Together with the results of the DELPHI procedure for Class III (dysfused uterus), indicating the need for further clarification of its concepts and definitions, there was a comment pointing out that the term 'dysfused' is not commonly used. Examining this issue, the SC underlined that a descriptive term of the uterine gross morphology has been already adopted for most classes of the new system; on the contrary, the chosen term 'dysfused' is mainly an embryological one creating confusion. Thus, it was decided to change this term with one describing the morphology of the uterus and including in its meaning the former 'bicornuate' and 'didelphys' uterus; the term bicorporeal is adopted as it was deemed more appropriate. Furthermore, in order to keep the same principles in the classes terminology, the term 'unilaterally formed uterus' was changed to 'hemi-uterus'.
The 'dysfused septate' uterus resulting from a concomitant fusion and absorption defect was included as a clear subcategory (IIIc) of Class III as 'bicorporeal septate uterus'.
The absence of arcuate uterus from the new classification system has been commented by a lot of participants; some groups supported the notion that even very small deformities of the uterine cavity (arcuate uterus) could be associated with poor pregnancy outcome (Tomazevic et al., 2007; Gergolet et al., 2012). However, it was pointed out that until now the term arcuate was quite confusing including patients with different degrees of uterine deformity, even partial septa, since its definition is not clear at all. Hence, the necessity to have clear definitions was more than obvious based on the experience gained from the application of the AFS system. Thus, it was decided that septate uterus should remain a clear category including only patients with midline indentation of >50% of the uterine wall thickness. A new subcategory under the general term 'others' was added in Class I/dysmorphic uterus, giving the opportunity to include all minor deformities of endometrial cavity including midline indentations <50% of the uterine wall thickness; the clinical value of this variant needs further clinical research. Thus, definition of classes and especially those of septate uterus remained clear.

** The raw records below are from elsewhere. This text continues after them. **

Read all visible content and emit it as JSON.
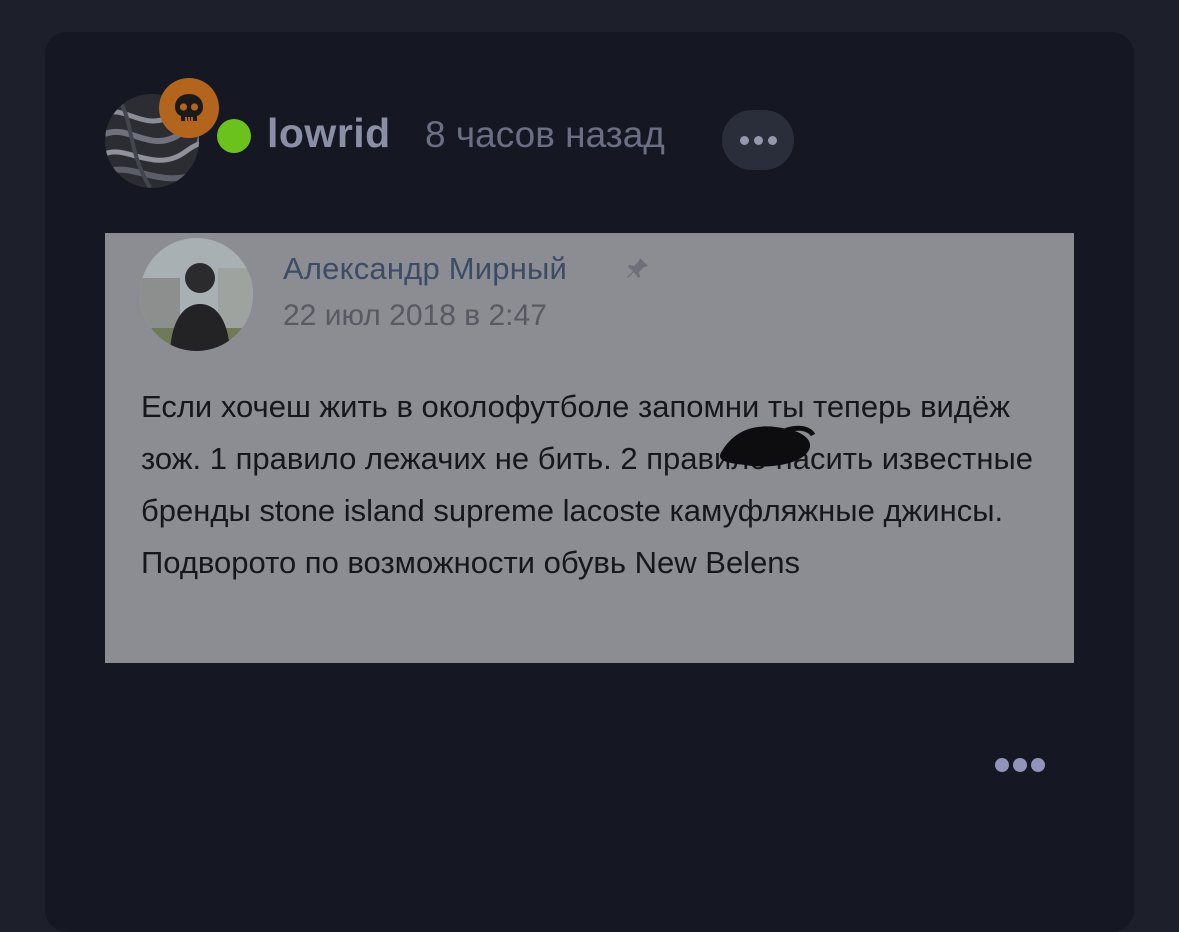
{
  "post": {
    "username": "lowrid",
    "timestamp": "8 часов назад",
    "avatar_icon": "abstract-swirl-avatar",
    "badge_icon": "skull-icon",
    "online_status": "online",
    "online_color": "#6cc21c",
    "badge_color": "#b3651e"
  },
  "embedded_post": {
    "author": "Александр Мирный",
    "date": "22 июл 2018 в 2:47",
    "pin_icon": "pin-icon",
    "text": "Если хочеш жить в околофутболе запомни ты теперь видёж зож. 1 правило  лежачих не бить. 2 правило насить известные бренды stone island  supreme lacoste камуфляжные джинсы. Подворото по возможности обувь New Belens"
  },
  "colors": {
    "background": "#1d1f2b",
    "card": "#151822",
    "username": "#8b8fa6",
    "accent_dots": "#9193b8"
  }
}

There were some comments regarding the subcategories of cervical and vaginal anomalies. A proposal to include partial vaginal agenesis as a different subcategory has not been adopted since it does not seem to be of any clinical value. The term (cervical/vaginal) dysplasia was deleted from the classification since it is generally used for intraepithelial neoplasia. Thus, the subcategories remained as in the initial proposal.
The simplicity of the new system has been discussed. It was pointed out that for the vast majority of anomalies only the use of uterine categories was necessary, while cervical and vaginal ones were not.
In conclusion, the ESHRE/ESGE classification system was the final result of a process including scientific research, consensus assessment and consensus development.